One of the sacred principles of the game was that if a baserunner made it to second, he would have a straight line of vision into the catcher’s mitt 127.3 feet away. His job was to look in and try to pick up the catcher’s signal and to relay to the batter a sign telling him what pitch was coming. (That was also the time when the catcher would usually visit with the pitcher to change the sequence of signs or what the indicator was to the actual sign of the next pitch. Yep, a deceptive system was developed to flash a sequence of false signs until the pitcher saw the indicator—definitely cheating.
Same thing for the third-base coach, who would go through a set of meaningless signs to the baserunner at first or the batter before he would give the indicator setting up the actual sign for the baserunner to steal, or the batter to take, bunt or for a hit-and-run. Again, cheating with those deceptive signs. Outlaw ‘em all! In fact, let’s let the catcher just call the next pitch to the pitcher verbally and the third-base coach yell “Steal” to the runner or “Take” or “Bunt” to the batter.

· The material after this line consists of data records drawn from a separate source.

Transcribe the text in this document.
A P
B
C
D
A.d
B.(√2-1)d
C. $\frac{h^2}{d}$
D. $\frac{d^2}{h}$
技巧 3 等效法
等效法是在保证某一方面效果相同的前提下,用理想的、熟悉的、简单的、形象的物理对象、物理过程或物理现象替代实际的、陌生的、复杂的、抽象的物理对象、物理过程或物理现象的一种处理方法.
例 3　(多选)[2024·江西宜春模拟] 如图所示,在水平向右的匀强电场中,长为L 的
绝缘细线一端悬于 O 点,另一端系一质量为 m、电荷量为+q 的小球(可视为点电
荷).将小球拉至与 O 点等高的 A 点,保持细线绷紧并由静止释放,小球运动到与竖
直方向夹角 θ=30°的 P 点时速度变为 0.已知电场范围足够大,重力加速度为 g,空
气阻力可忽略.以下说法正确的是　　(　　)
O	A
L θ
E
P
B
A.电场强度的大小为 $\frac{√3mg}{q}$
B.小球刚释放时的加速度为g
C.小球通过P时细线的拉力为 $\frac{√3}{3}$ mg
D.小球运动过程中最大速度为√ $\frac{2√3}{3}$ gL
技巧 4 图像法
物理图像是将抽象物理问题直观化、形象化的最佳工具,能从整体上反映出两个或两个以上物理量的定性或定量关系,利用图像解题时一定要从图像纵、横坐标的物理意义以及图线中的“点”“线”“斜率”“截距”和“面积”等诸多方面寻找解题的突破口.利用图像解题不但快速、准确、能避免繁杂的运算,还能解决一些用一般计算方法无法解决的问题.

Make the game honest, stripped of all deception. And strategy. And fun.
My grandson plays tournament ball and I coached his coach when he was 14-15-years-old league in summer ball in Denham Springs many years ago. He went on to play for LSU and also enjoyed a brief stint in the majors.
He and I had this garbage-can discussion recently and we’re in complete agreement: you look for an edge and if you can pick up what the next pitch is, you let your batter know with some sort of signal. He teaches that to the kids he coaches, my grandson included. “If you’re on second and you see it’s going to be a fastball, drop your arms loose at your side,” I heard him instruct his team one night. “If it’s a curve, take your cap off and put it back on or touch the bill of the cap or touch the front of your jersey. Have a system established to let your teammate know what’s coming.”
That’s baseball, folks. You steal bases, you steal signs to learn what an upcoming pitch will be or to learn if a baserunner is stealing or if a squeeze bunt is on.
What’s the difference if the sign is picked up by the human eye or the camera eye? What’s the difference between a runner on second letting his arms hand loose to signal a fast ball or someone banging on a garbage can?
Banning these two managers from baseball for a year for stealing signs strikes at the very core of this great sport and is illustrative of how far we’ve come in the area of self-shaming.
It’s past time to apply the brakes and put some sanity back into the game. Stealing signs and banging on garbage cans does not hurt the integrity of baseball. But it does add to the critical mental part, the strategy, of the game—the game within a game.